Last week @jggautier indicated he's interested in trying something on a running server with the openaire branch on it. This morning I pinged @juancorr at http://irclog.iq.harvard.edu/dataverse/2018-07-16#i_70126 and he's going to set up a server for testing soon. Thanks!
While I'm writing, any news, @abollini ?
I've been out for a week. Any news on this issue? I see @jggautier left a longish comment at https://github.com/IQSS/dataverse/pull/4664#issuecomment-405722192 but that was three weeks ago.
@jggautier when you get a chance can you please summarize the status of this issue?
Moving to the inbox until there's additional work on this.
I just noticed that @fcadili resolved the merge conflicts in pull request #4664. Thanks!
Does that mean you are ready for code review? Please let us know how we can help. 😄
@jggautier I spun up the branch (openaire-103925a) at http://ec2-100-27-31-230.compute-1.amazonaws.com:8080 if you'd like to poke around. The password is "admin1".
Thanks @pdurbin! I'm trying to see the exported OpenAIRE metadata for a dataset, but when I try to export it, or export any metadata really, I get a "This site can’t be reached" page. Is it possible to export the OpenAIRE metadata?
@jggautier whoops! My fault! I hadn't configured dataverse.siteUrl
. http://ec2-100-27-31-230.compute-1.amazonaws.com:8080/api/datasets/export?exporter=oai_datacite&persistentId=doi%3A10.5072/FK2/G251YB should now work, which is a link from Export Metadata at http://ec2-100-27-31-230.compute-1.amazonaws.com:8080/dataset.xhtml?persistentId=doi:10.5072/FK2/G251YB
Yes, I'm working on it. I'm double checking to have applied the received feedback and I will comment on the PR about it that soon.
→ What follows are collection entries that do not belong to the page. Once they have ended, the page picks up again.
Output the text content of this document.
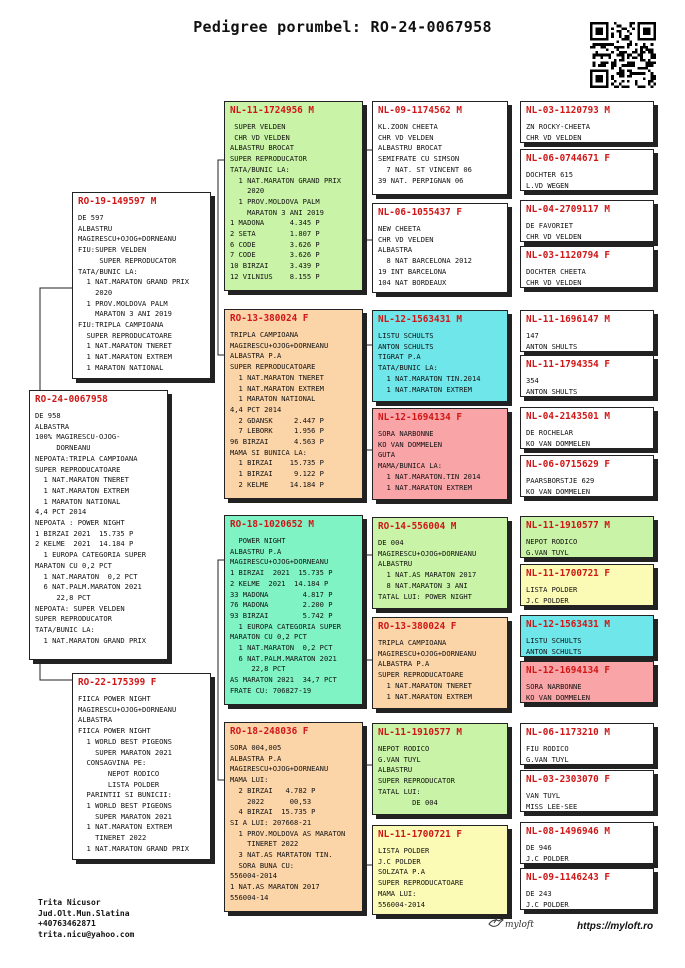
Pedigree porumbel: RO-24-0067958
RO-24-0067958
DE 958
ALBASTRA
100% MAGIRESCU-OJOG-
DORNEANU
NEPOATA:TRIPLA CAMPIOANA
SUPER REPRODUCATOARE
1 NAT.MARATON TNERET
1 NAT.MARATON EXTREM
1 MARATON NATIONAL
4,4 PCT 2014
NEPOATA : POWER NIGHT
1 BIRZAI 2021  15.735 P
2 KELME  2021  14.184 P
1 EUROPA CATEGORIA SUPER
MARATON CU 0,2 PCT
1 NAT.MARATON  0,2 PCT
6 NAT.PALM.MARATON 2021
22,8 PCT
NEPOATA: SUPER VELDEN
SUPER REPRODUCATOR
TATA/BUNIC LA:
1 NAT.MARATON GRAND PRIX
RO-19-149597 M
DE 597
ALBASTRU
MAGIRESCU+OJOG+DORNEANU
FIU:SUPER VELDEN
SUPER REPRODUCATOR
TATA/BUNIC LA:
1 NAT.MARATON GRAND PRIX
2020
1 PROV.MOLDOVA PALM
MARATON 3 ANI 2019
FIU:TRIPLA CAMPIOANA
SUPER REPRODUCATOARE
1 NAT.MARATON TNERET
1 NAT.MARATON EXTREM
1 MARATON NATIONAL
RO-22-175399 F
FIICA POWER NIGHT
MAGIRESCU+OJOG+DORNEANU
ALBASTRA
FIICA POWER NIGHT
1 WORLD BEST PIGEONS
SUPER MARATON 2021
CONSAGVINA PE:
NEPOT RODICO
LISTA POLDER
PARINTII SI BUNICII:
1 WORLD BEST PIGEONS
SUPER MARATON 2021
1 NAT.MARATON EXTREM
TINERET 2022
1 NAT.MARATON GRAND PRIX
NL-11-1724956 M
SUPER VELDEN
CHR VD VELDEN
ALBASTRU BROCAT
SUPER REPRODUCATOR
TATA/BUNIC LA:
1 NAT.MARATON GRAND PRIX
2020
1 PROV.MOLDOVA PALM
MARATON 3 ANI 2019
1 MADONA      4.345 P
2 SETA        1.807 P
6 CODE        3.626 P
7 CODE        3.626 P
10 BIRZAI     3.439 P
12 VILNIUS    8.155 P
RO-13-380024 F
TRIPLA CAMPIOANA
MAGIRESCU+OJOG+DORNEANU
ALBASTRA P.A
SUPER REPRODUCATOARE
1 NAT.MARATON TNERET
1 NAT.MARATON EXTREM
1 MARATON NATIONAL
4,4 PCT 2014
2 GDANSK     2.447 P
7 LEBORK     1.956 P
96 BIRZAI      4.563 P
MAMA SI BUNICA LA:
1 BIRZAI    15.735 P
1 BIRZAI     9.122 P
2 KELME     14.184 P
RO-18-1020652 M
POWER NIGHT
ALBASTRU P.A
MAGIRESCU+OJOG+DORNEANU
1 BIRZAI  2021  15.735 P
2 KELME  2021  14.184 P
33 MADONA        4.817 P
76 MADONA        2.200 P
93 BIRZAI        5.742 P
1 EUROPA CATEGORIA SUPER
MARATON CU 0,2 PCT
1 NAT.MARATON  0,2 PCT
6 NAT.PALM.MARATON 2021
22,8 PCT
AS MARATON 2021  34,7 PCT
FRATE CU: 706827-19
RO-18-248036 F
SORA 004,005
ALBASTRA P.A
MAGIRESCU+OJOG+DORNEANU
MAMA LUI:
2 BIRZAI   4.782 P
2022      00,53
4 BIRZAI  15.735 P
SI A LUI: 207668-21
1 PROV.MOLDOVA AS MARATON
TINERET 2022
3 NAT.AS MARTATON TIN.
SORA BUNA CU:
556004-2014
1 NAT.AS MARATON 2017
556004-14
NL-09-1174562 M
KL.ZOON CHEETA
CHR VD VELDEN
ALBASTRU BROCAT
SEMIFRATE CU SIMSON
7 NAT. ST VINCENT 06
39 NAT. PERPIGNAN 06
NL-06-1055437 F
NEW CHEETA
CHR VD VELDEN
ALBASTRA
8 NAT BARCELONA 2012
19 INT BARCELONA
104 NAT BORDEAUX
NL-12-1563431 M
LISTU SCHULTS
ANTON SCHULTS
TIGRAT P.A
TATA/BUNIC LA:
1 NAT.MARATON TIN.2014
1 NAT.MARATON EXTREM
NL-12-1694134 F
SORA NARBONNE
KO VAN DOMMELEN
GUTA
MAMA/BUNICA LA:
1 NAT.MARATON.TIN 2014
1 NAT.MARATON EXTREM
RO-14-556004 M
DE 004
MAGIRESCU+OJOG+DORNEANU
ALBASTRU
1 NAT.AS MARATON 2017
8 NAT.MARATON 3 ANI
TATAL LUI: POWER NIGHT
RO-13-380024 F
TRIPLA CAMPIOANA
MAGIRESCU+OJOG+DORNEANU
ALBASTRA P.A
SUPER REPRODUCATOARE
1 NAT.MARATON TNERET
1 NAT.MARATON EXTREM
NL-11-1910577 M
NEPOT RODICO
G.VAN TUYL
ALBASTRU
SUPER REPRODUCATOR
TATAL LUI:
DE 004
NL-11-1700721 F
LISTA POLDER
J.C POLDER
SOLZATA P.A
SUPER REPRODUCATOARE
MAMA LUI:
556004-2014
NL-03-1120793 M
ZN ROCKY-CHEETA
CHR VD VELDEN
NL-06-0744671 F
DOCHTER 615
L.VD WEGEN
NL-04-2709117 M
DE FAVORIET
CHR VD VELDEN
NL-03-1120794 F
DOCHTER CHEETA
CHR VD VELDEN
NL-11-1696147 M
147
ANTON SHULTS
NL-11-1794354 F
354
ANTON SHULTS
NL-04-2143501 M
DE ROCHELAR
KO VAN DOMMELEN
NL-06-0715629 F
PAARSBORSTJE 629
KO VAN DOMMELEN
NL-11-1910577 M
NEPOT RODICO
G.VAN TUYL
NL-11-1700721 F
LISTA POLDER
J.C POLDER
NL-12-1563431 M
LISTU SCHULTS
ANTON SCHULTS
NL-12-1694134 F
SORA NARBONNE
KO VAN DOMMELEN
NL-06-1173210 M
FIU RODICO
G.VAN TUYL
NL-03-2303070 F
VAN TUYL
MISS LEE-SEE
NL-08-1496946 M
DE 946
J.C POLDER
NL-09-1146243 F
DE 243
J.C POLDER
Trita Nicusor
Jud.Olt.Mun.Slatina
+40763462871
trita.nicu@yahoo.com
myloft	https://myloft.ro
Thanks for reviewing it.
@fcadili great! I just invited you to join https://github.com/orgs/IQSS/teams/dataverse-readonly/members . If you're ok being assigned to this issue, I'll move it from "Inbox" to "Community Dev" at https://waffle.io/IQSS/dataverse
Thanks @fcadili for the updated PR. I'm assigning myself and @jggautier so that we can check out what was implemented from a metadata perspective. We may have some questions, but after that we'll move it along so a developer can review it. Thanks again!
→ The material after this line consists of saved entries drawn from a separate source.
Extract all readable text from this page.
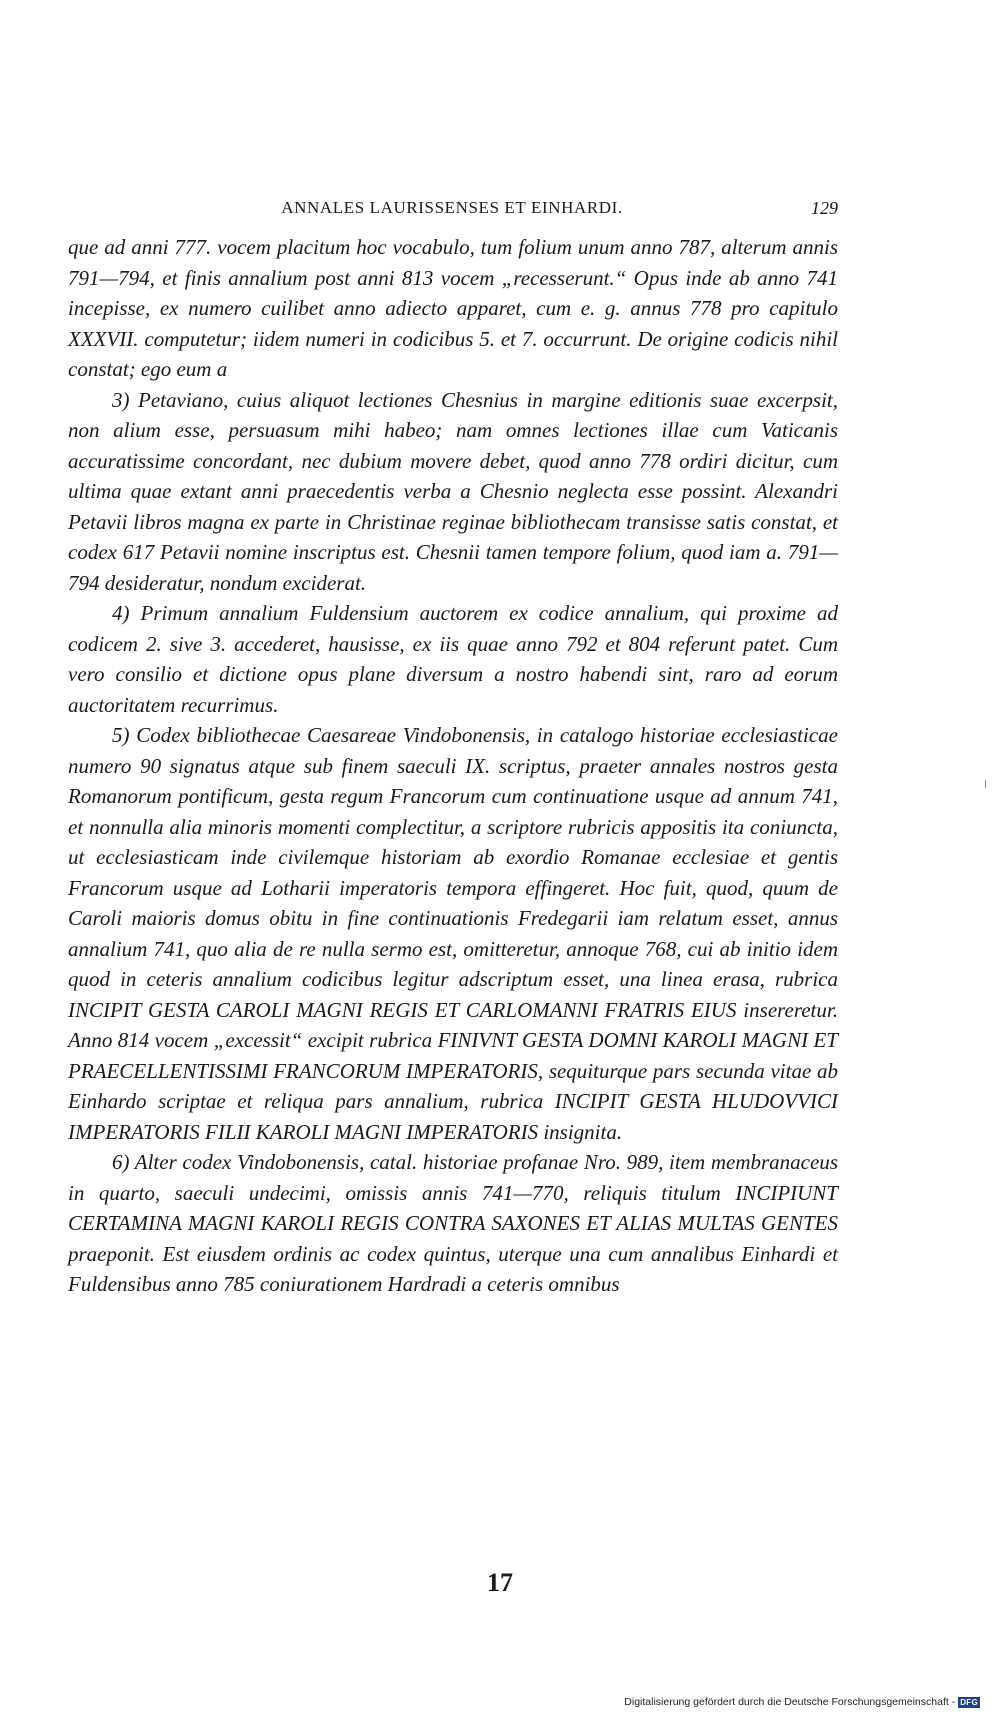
ANNALES LAURISSENSES ET EINHARDI.	129

que ad anni 777. vocem placitum hoc vocabulo, tum folium unum anno 787, alterum annis 791—794, et finis annalium post anni 813 vocem „recesserunt.“ Opus inde ab anno 741 incepisse, ex numero cuilibet anno adiecto apparet, cum e. g. annus 778 pro capitulo XXXVII. computetur; iidem numeri in codicibus 5. et 7. occurrunt. De origine codicis nihil constat; ego eum a

3) Petaviano, cuius aliquot lectiones Chesnius in margine editionis suae excerpsit, non alium esse, persuasum mihi habeo; nam omnes lectiones illae cum Vaticanis accuratissime concordant, nec dubium movere debet, quod anno 778 ordiri dicitur, cum ultima quae extant anni praecedentis verba a Chesnio neglecta esse possint. Alexandri Petavii libros magna ex parte in Christinae reginae bibliothecam transisse satis constat, et codex 617 Petavii nomine inscriptus est. Chesnii tamen tempore folium, quod iam a. 791—794 desideratur, nondum exciderat.

4) Primum annalium Fuldensium auctorem ex codice annalium, qui proxime ad codicem 2. sive 3. accederet, hausisse, ex iis quae anno 792 et 804 referunt patet. Cum vero consilio et dictione opus plane diversum a nostro habendi sint, raro ad eorum auctoritatem recurrimus.

5) Codex bibliothecae Caesareae Vindobonensis, in catalogo historiae ecclesiasticae numero 90 signatus atque sub finem saeculi IX. scriptus, praeter annales nostros gesta Romanorum pontificum, gesta regum Francorum cum continuatione usque ad annum 741, et nonnulla alia minoris momenti complectitur, a scriptore rubricis appositis ita coniuncta, ut ecclesiasticam inde civilemque historiam ab exordio Romanae ecclesiae et gentis Francorum usque ad Lotharii imperatoris tempora effingeret. Hoc fuit, quod, quum de Caroli maioris domus obitu in fine continuationis Fredegarii iam relatum esset, annus annalium 741, quo alia de re nulla sermo est, omitteretur, annoque 768, cui ab initio idem quod in ceteris annalium codicibus legitur adscriptum esset, una linea erasa, rubrica INCIPIT GESTA CAROLI MAGNI REGIS ET CARLOMANNI FRATRIS EIUS insereretur. Anno 814 vocem „excessit“ excipit rubrica FINIVNT GESTA DOMNI KAROLI MAGNI ET PRAECELLENTISSIMI FRANCORUM IMPERATORIS, sequiturque pars secunda vitae ab Einhardo scriptae et reliqua pars annalium, rubrica INCIPIT GESTA HLUDOVVICI IMPERATORIS FILII KAROLI MAGNI IMPERATORIS insignita.

6) Alter codex Vindobonensis, catal. historiae profanae Nro. 989, item membranaceus in quarto, saeculi undecimi, omissis annis 741—770, reliquis titulum INCIPIUNT CERTAMINA MAGNI KAROLI REGIS CONTRA SAXONES ET ALIAS MULTAS GENTES praeponit. Est eiusdem ordinis ac codex quintus, uterque una cum annalibus Einhardi et Fuldensibus anno 785 coniurationem Hardradi a ceteris omnibus

17
Digitalisierung gefördert durch die Deutsche Forschungsgemeinschaft - DFG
Thanks @fcadili! The concerns I had about funder, language and rightsList metadata seem resolved. Looks great!
The rules being used for figuring out the creator "nametype" seem to have changed. They seem to be:
The first rule is great I think, since it seems that ORCID is intended for only researchers. But I think the second rule will result in a lot of creators being tagged as "personal" when they're not. I see a lot of datasets in Dataverse repositories (and in non-Dataverse repositories harvested by Harvard Dataverse, like ICPSR and ODESI) where the author is an organization, and the affiliation field contains another organization, like the organization's host institution.
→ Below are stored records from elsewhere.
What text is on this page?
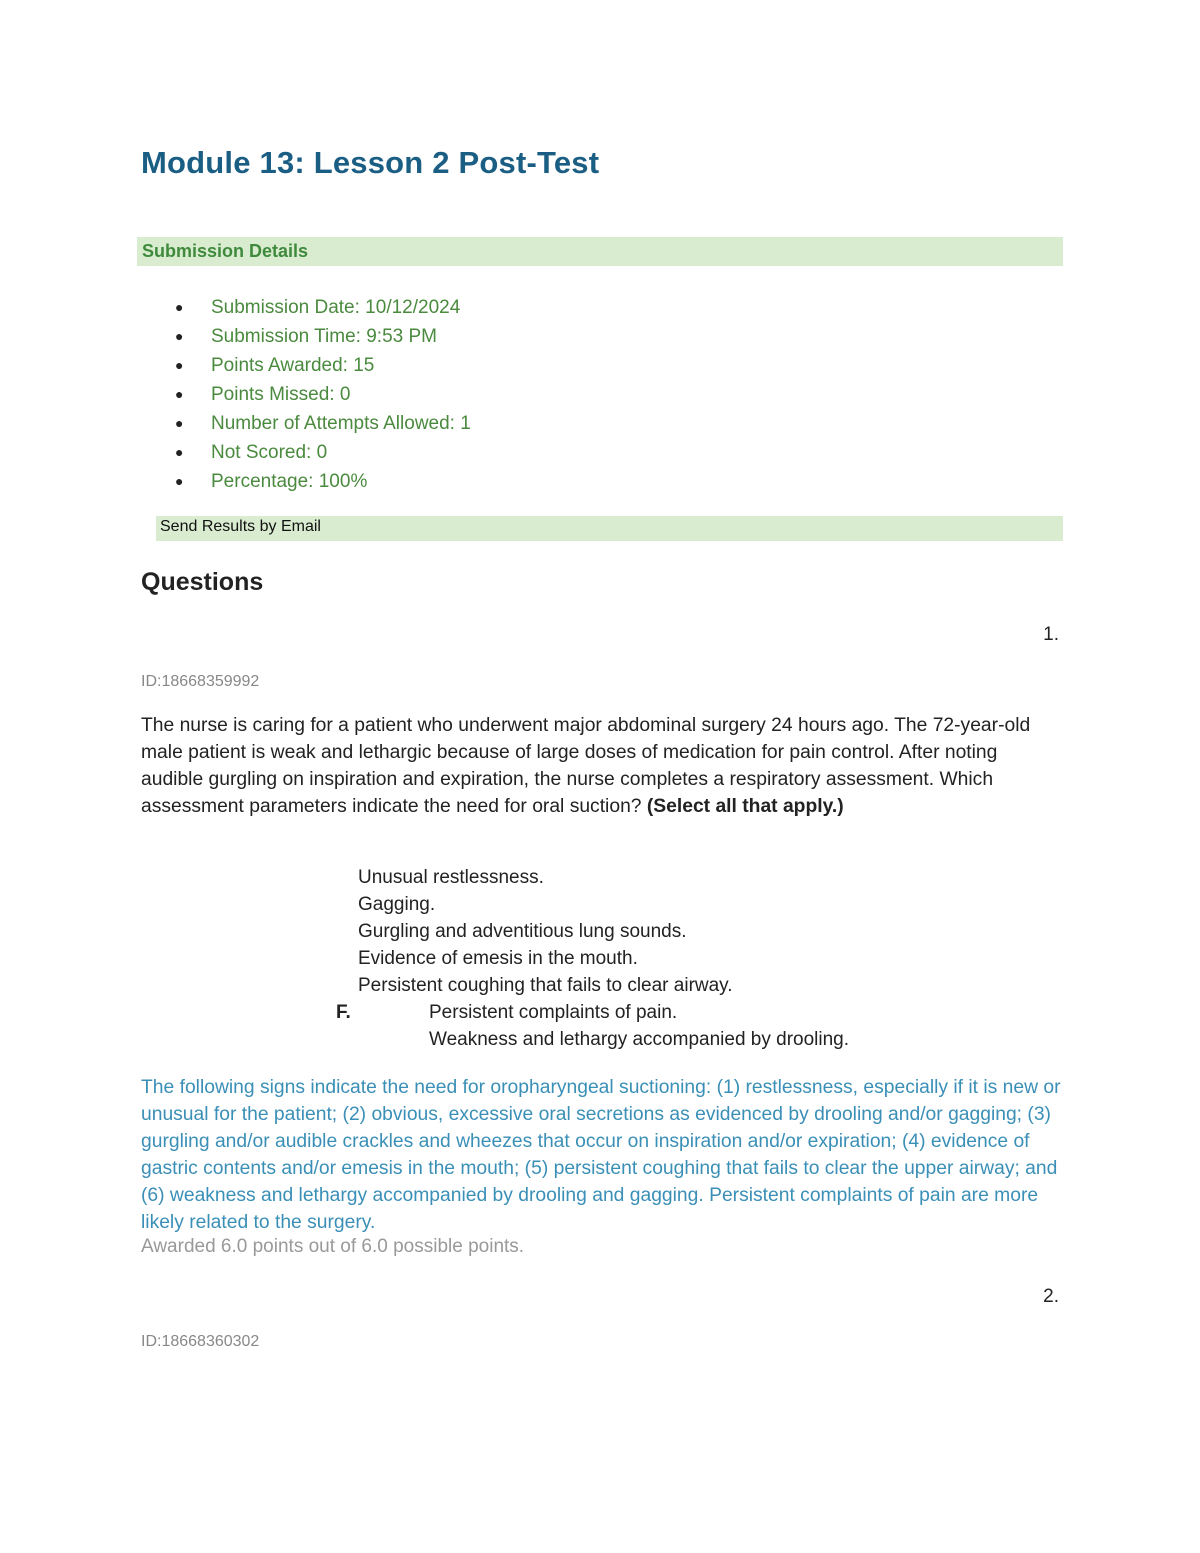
Module 13: Lesson 2 Post-Test
Submission Details
● Submission Date: 10/12/2024
● Submission Time: 9:53 PM
● Points Awarded: 15
● Points Missed: 0
● Number of Attempts Allowed: 1
● Not Scored: 0
● Percentage: 100%
Send Results by Email
Questions
1.
ID:18668359992

The nurse is caring for a patient who underwent major abdominal surgery 24 hours ago. The 72-year-old male patient is weak and lethargic because of large doses of medication for pain control. After noting audible gurgling on inspiration and expiration, the nurse completes a respiratory assessment. Which assessment parameters indicate the need for oral suction? (Select all that apply.)

Unusual restlessness.
Gagging.
Gurgling and adventitious lung sounds.
Evidence of emesis in the mouth.
Persistent coughing that fails to clear airway.
F.	Persistent complaints of pain.
Weakness and lethargy accompanied by drooling.

The following signs indicate the need for oropharyngeal suctioning: (1) restlessness, especially if it is new or unusual for the patient; (2) obvious, excessive oral secretions as evidenced by drooling and/or gagging; (3) gurgling and/or audible crackles and wheezes that occur on inspiration and/or expiration; (4) evidence of gastric contents and/or emesis in the mouth; (5) persistent coughing that fails to clear the upper airway; and (6) weakness and lethargy accompanied by drooling and gagging. Persistent complaints of pain are more likely related to the surgery.

Awarded 6.0 points out of 6.0 possible points.
2.
ID:18668360302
Sending metadata that indicates that an author is a person or an organization seems to be important (e.g. https://github.com/IQSS/dataverse/issues/5029, studies being done into authorship decisions, generating citations in different styles). I just don't know how tolerant of miscategorized creators we should be. DataCite uses an algorithm that we're told is right about 90% of the time.
Moving back to Community Dev for now. @fcadili let us know your thoughts on the above!
I'm working on creator nametype in order to apply DataCite algorithm described in https://github.com/IQSS/dataverse/issues/2243#issuecomment-358615313. When done I will comment on the PR about it. Thanks for reviewing it.
Thanks @fcadili. I saw the latest comment in your PR (https://github.com/IQSS/dataverse/pull/4664#issuecomment-484387154) about using that algorithm. Moving this to code review.
@philippconzett (Dataverse Network Norway) wrote in https://groups.google.com/forum/#!msg/dataverse-community/lgSTeI-0zkQ/R7W8CfzvAAAJ:
@juancorr shared in another issue about adding DataCite metadata to the Export Metadata pulldown that Dataverse e-cienciaDatos
The definition of done for this issue will be a Dataverse admin being able to have OpenAIRE harvest OpenAIRE-compliant metadata from her installation.